Cette rencontre peut bien sûr prendre la forme d’un affrontement — on ne va pas faire comme si la compétition ne faisait pas partie de notre ADN. Le jeu ne change pas notre nature. Il peut néanmoins réguler cette compétition et lui donner un cadre. Il présuppose notamment que les joueurs acceptent les règles du jeu.
Et rien que ça, c’est énorme. Parce que s’il y a bien une chose qui caractérise le paysage politique, c’est sa tendance naturelle à s’assoir sur les règles. Tout le travail du journalisme citoyen qui fleurit aujourd’hui permet heureusement de s’en rendre compte.

Un avenir désirable
Mais la question d’investir le jeu comme un espace politique reste totalement absente du paysage démocratique et du paysage ludique.
D’un côté, on a toujours le même disque rayé de la politique politicienne, caractérisée — hélas ! — par le mensonge et le manque de transparence. Heureusement que des figures comme Juan Branco permettent encore de garder l’espoir d’une gouvernance éclairée.
Et de l’autre côté, on a le monde du jeu qui donne l’impression d’avoir fermé la porte de sa cabane pour ne plus être ennuyé par le monde extérieur. On joue ou on se noie dans le spectacle du jeu, pour ne pas avoir à se confronter à une réalité qu’on n’arrive plus à désirer.
Conséquence : le jeu pratiqué par les adultes est encore vu avec condescendance comme un petit toutou qui doit rester sagement dans la niche du divertissement.
Au final, ni les institutions publiques ni les joueurs citoyens ne cherchent à s’emparer de cette potentialité du jeu pour en faire à la fois une des fondations d’un avenir désirable et un outil de transformation pour parvenir à cet avenir désirable.

Désespérante théorie des jeux
Cela ne vous aura pas échappé, l’actualité est à la guerre.
C’est une évidence telle qu’on a parfois l’impression que tout le monde veut la guerre. Et quand je dis tout le monde, je parle plus précisément des figures publiques qui distillent habilement l’idée que la guerre est inévitable. Je parle des gouvernants, de ceux qui nous dirigent et qui sont censés représenter la volonté du peuple. Mais ça, c’est la jolie fable qu’on nous raconte pour que perdure un système autocratique, c’est-à-dire au-dessus de tout contrôle.
Si l’on devait faire un référendum à l’échelle de la population — et bien sûr sans la manipulation préalable de l’opinion par les médias ralliés au pouvoir en place — je doute qu’il y ait beaucoup de gens qui soient favorables à l’envoi de missiles sur une autre population.
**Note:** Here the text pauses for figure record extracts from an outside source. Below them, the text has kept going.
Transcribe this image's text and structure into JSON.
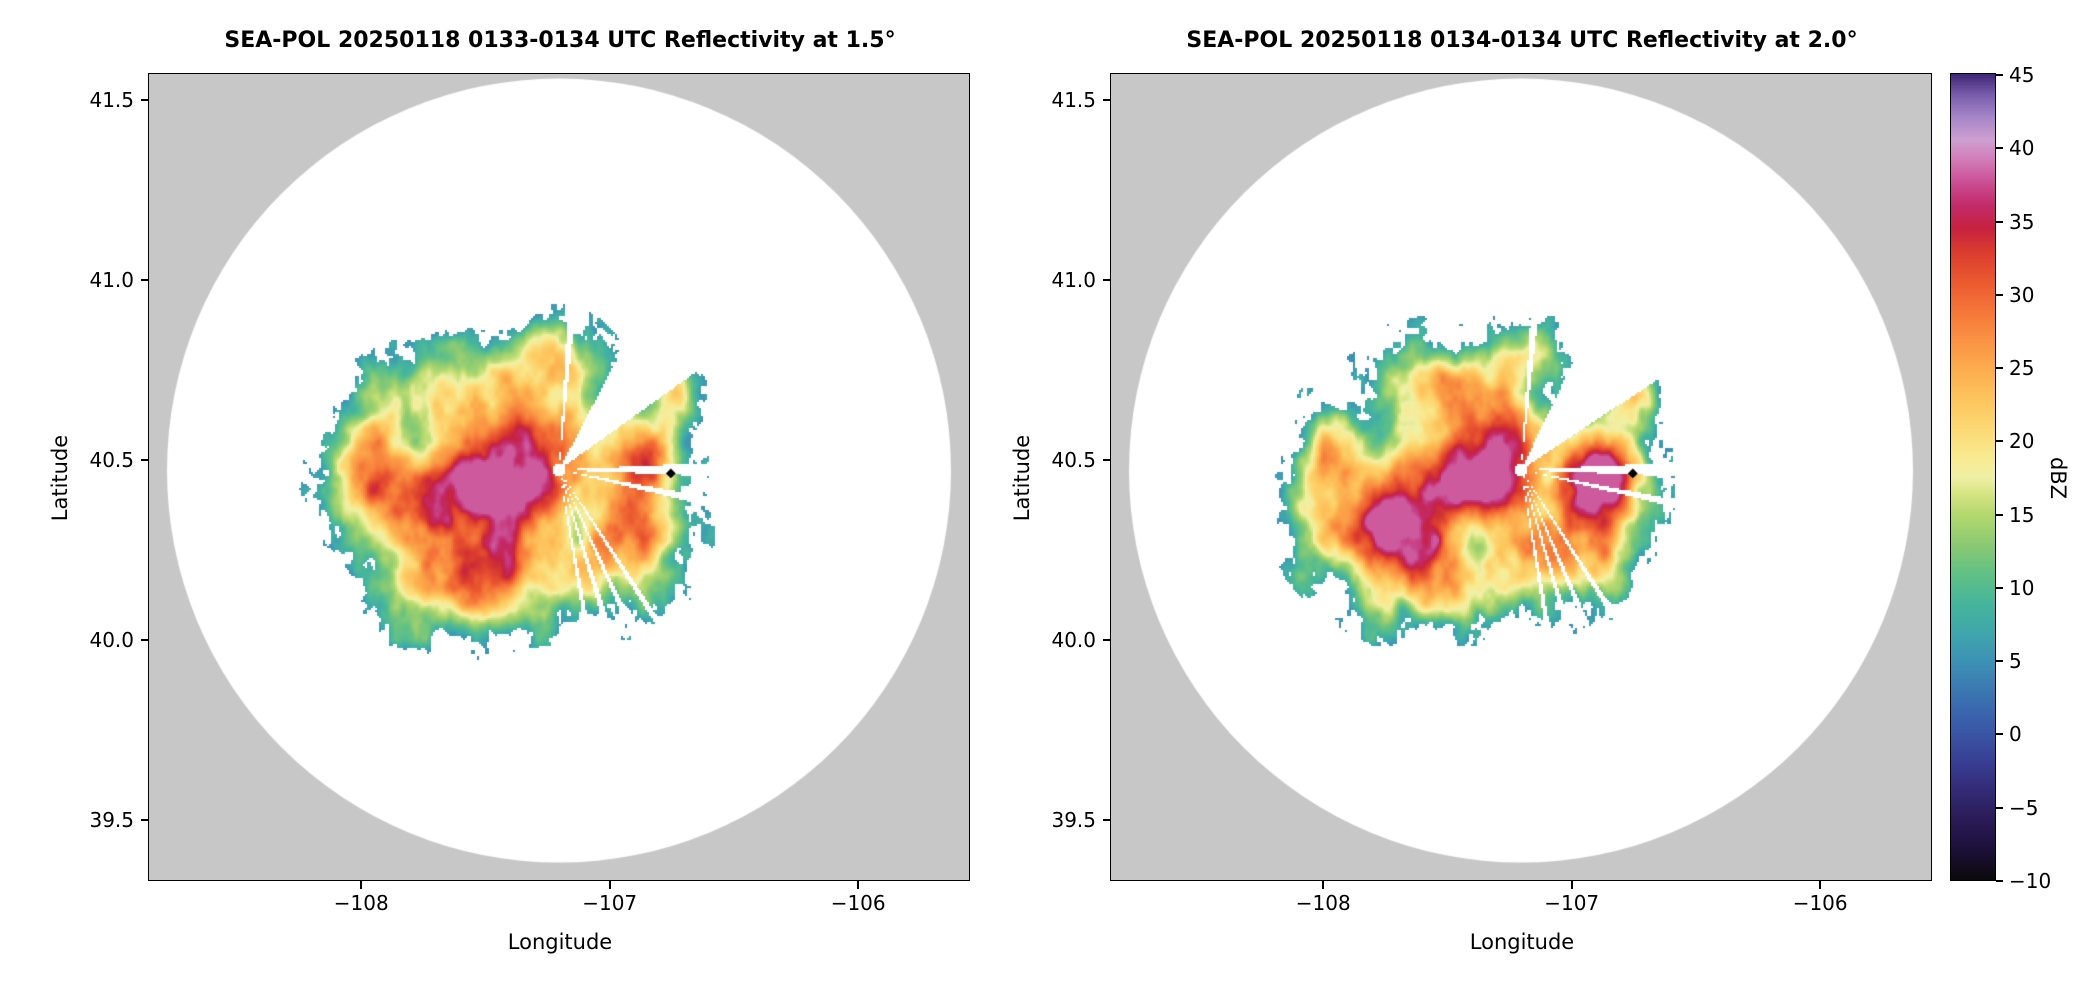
{
  "panels": [
    {
      "title": "SEA-POL 20250118 0133-0134 UTC Reflectivity at 1.5°",
      "xlabel": "Longitude",
      "ylabel": "Latitude",
      "elevation_deg": 1.5,
      "date": "20250118",
      "time_utc": "0133-0134",
      "xticks": [
        {
          "value": -108,
          "label": "−108"
        },
        {
          "value": -107,
          "label": "−107"
        },
        {
          "value": -106,
          "label": "−106"
        }
      ],
      "yticks": [
        {
          "value": 41.5,
          "label": "41.5"
        },
        {
          "value": 41.0,
          "label": "41.0"
        },
        {
          "value": 40.5,
          "label": "40.5"
        },
        {
          "value": 40.0,
          "label": "40.0"
        },
        {
          "value": 39.5,
          "label": "39.5"
        }
      ]
    },
    {
      "title": "SEA-POL 20250118 0134-0134 UTC Reflectivity at 2.0°",
      "xlabel": "Longitude",
      "ylabel": "Latitude",
      "elevation_deg": 2.0,
      "date": "20250118",
      "time_utc": "0134-0134",
      "xticks": [
        {
          "value": -108,
          "label": "−108"
        },
        {
          "value": -107,
          "label": "−107"
        },
        {
          "value": -106,
          "label": "−106"
        }
      ],
      "yticks": [
        {
          "value": 41.5,
          "label": "41.5"
        },
        {
          "value": 41.0,
          "label": "41.0"
        },
        {
          "value": 40.5,
          "label": "40.5"
        },
        {
          "value": 40.0,
          "label": "40.0"
        },
        {
          "value": 39.5,
          "label": "39.5"
        }
      ]
    }
  ],
  "colorbar": {
    "label": "dBZ",
    "vmin": -10,
    "vmax": 45,
    "ticks": [
      {
        "value": 45,
        "label": "45"
      },
      {
        "value": 40,
        "label": "40"
      },
      {
        "value": 35,
        "label": "35"
      },
      {
        "value": 30,
        "label": "30"
      },
      {
        "value": 25,
        "label": "25"
      },
      {
        "value": 20,
        "label": "20"
      },
      {
        "value": 15,
        "label": "15"
      },
      {
        "value": 10,
        "label": "10"
      },
      {
        "value": 5,
        "label": "5"
      },
      {
        "value": 0,
        "label": "0"
      },
      {
        "value": -5,
        "label": "−5"
      },
      {
        "value": -10,
        "label": "−10"
      }
    ]
  },
  "chart_data": {
    "type": "heatmap",
    "subtype": "radar_ppi_reflectivity",
    "instrument": "SEA-POL",
    "units": "dBZ",
    "xlabel": "Longitude",
    "ylabel": "Latitude",
    "xlim": [
      -108.85,
      -105.55
    ],
    "ylim": [
      39.33,
      41.57
    ],
    "value_range": [
      -10,
      45
    ],
    "outside_scan_color": "#c7c7c7",
    "no_echo_color": "#ffffff",
    "radar_center": {
      "lon": -107.2,
      "lat": 40.47
    },
    "marker": {
      "lon": -106.75,
      "lat": 40.46,
      "symbol": "diamond",
      "color": "#000000"
    },
    "colormap_stops": [
      [
        -10,
        "#0a0a0a"
      ],
      [
        -8,
        "#1c1038"
      ],
      [
        -6,
        "#2a1a55"
      ],
      [
        -4,
        "#332a74"
      ],
      [
        -2,
        "#383e92"
      ],
      [
        0,
        "#3a55a5"
      ],
      [
        2,
        "#3b6cb0"
      ],
      [
        5,
        "#3d92b5"
      ],
      [
        7,
        "#3fa8ab"
      ],
      [
        9,
        "#47b69b"
      ],
      [
        11,
        "#63c184"
      ],
      [
        13,
        "#8ccb72"
      ],
      [
        15,
        "#b5d96f"
      ],
      [
        16.5,
        "#d9e687"
      ],
      [
        17.5,
        "#eff0a6"
      ],
      [
        19,
        "#f9e98f"
      ],
      [
        21,
        "#fcd771"
      ],
      [
        23,
        "#fdc35c"
      ],
      [
        25,
        "#fcab4d"
      ],
      [
        27,
        "#f99142"
      ],
      [
        29,
        "#f47438"
      ],
      [
        31,
        "#ea5730"
      ],
      [
        33,
        "#d93a2e"
      ],
      [
        34.5,
        "#c62240"
      ],
      [
        36,
        "#c32a68"
      ],
      [
        37.5,
        "#ca4c92"
      ],
      [
        39,
        "#d278b5"
      ],
      [
        40.5,
        "#cfa0d2"
      ],
      [
        42,
        "#a887c8"
      ],
      [
        43.5,
        "#7c5fae"
      ],
      [
        45,
        "#3f2676"
      ]
    ],
    "panels": [
      {
        "elevation_deg": 1.5,
        "seed": 7,
        "echo_cores": [
          [
            -107.72,
            40.32,
            0.34,
            0.2,
            24
          ],
          [
            -107.38,
            40.44,
            0.26,
            0.11,
            23
          ],
          [
            -107.62,
            40.14,
            0.22,
            0.12,
            19
          ],
          [
            -107.05,
            40.21,
            0.3,
            0.14,
            21
          ],
          [
            -106.86,
            40.5,
            0.15,
            0.11,
            24
          ],
          [
            -107.55,
            40.7,
            0.3,
            0.13,
            15
          ],
          [
            -107.2,
            40.78,
            0.16,
            0.1,
            13
          ],
          [
            -107.97,
            40.52,
            0.13,
            0.14,
            16
          ],
          [
            -106.74,
            40.68,
            0.1,
            0.08,
            13
          ],
          [
            -107.3,
            40.58,
            0.18,
            0.09,
            13
          ],
          [
            -106.9,
            40.35,
            0.18,
            0.1,
            18
          ],
          [
            -107.4,
            40.45,
            0.55,
            0.33,
            10
          ]
        ],
        "blocked_sectors_deg": [
          [
            33,
            60
          ],
          [
            -2.2,
            2.4
          ],
          [
            -12.5,
            -9.5
          ],
          [
            -55.5,
            -53.5
          ],
          [
            -64.5,
            -62.5
          ],
          [
            -72.5,
            -70
          ],
          [
            -80,
            -78
          ],
          [
            83.5,
            86.5
          ]
        ]
      },
      {
        "elevation_deg": 2.0,
        "seed": 13,
        "echo_cores": [
          [
            -107.7,
            40.33,
            0.33,
            0.19,
            24
          ],
          [
            -107.36,
            40.45,
            0.25,
            0.11,
            23
          ],
          [
            -107.6,
            40.15,
            0.21,
            0.12,
            18
          ],
          [
            -107.03,
            40.22,
            0.29,
            0.13,
            21
          ],
          [
            -106.86,
            40.5,
            0.16,
            0.12,
            25
          ],
          [
            -107.53,
            40.71,
            0.29,
            0.12,
            15
          ],
          [
            -107.2,
            40.79,
            0.15,
            0.09,
            13
          ],
          [
            -107.96,
            40.52,
            0.12,
            0.13,
            15
          ],
          [
            -106.74,
            40.67,
            0.1,
            0.08,
            13
          ],
          [
            -107.3,
            40.59,
            0.17,
            0.09,
            13
          ],
          [
            -106.9,
            40.36,
            0.18,
            0.1,
            19
          ],
          [
            -107.4,
            40.45,
            0.54,
            0.32,
            10
          ]
        ],
        "blocked_sectors_deg": [
          [
            31,
            62
          ],
          [
            -2.2,
            2.4
          ],
          [
            -12.5,
            -10
          ],
          [
            -56,
            -54
          ],
          [
            -66,
            -64
          ],
          [
            -73,
            -71
          ],
          [
            -80.5,
            -78.5
          ],
          [
            83,
            86
          ]
        ]
      }
    ]
  }
}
La volonté des peuples n’est tout bonnement pas prise en compte dans les décisions politiques qui amène les pays à se faire la guerre. C’est aussi simple que ça.
Vous allez peut-être me dire : la réalité est beaucoup plus complexe, les enjeux géostratégiques sont subtils et les gouvernements doivent bien savoir ce qu’ils font ! Si on ne montre pas qu’on est les plus forts, les méchants d’à côté vont nous tomber dessus !
En fait, ce raisonnement-là, qu’on nous impose, est la conséquence directe de ce qu’on appelle la théorie des jeux. C’est une branche des mathématiques qui débouche sur des applications concrètes, notamment en stratégie.
Pour expliquer cela, imaginons deux pays voisins. Pour simplifier, on va dire que chacun de ces pays a un choix à faire parmi deux options. Soit tout miser sur l’éducation et l’épanouissement de ses populations, soit tout miser sur le militaire et se préparer à faire la guerre pour conquérir les ressources d’à côté.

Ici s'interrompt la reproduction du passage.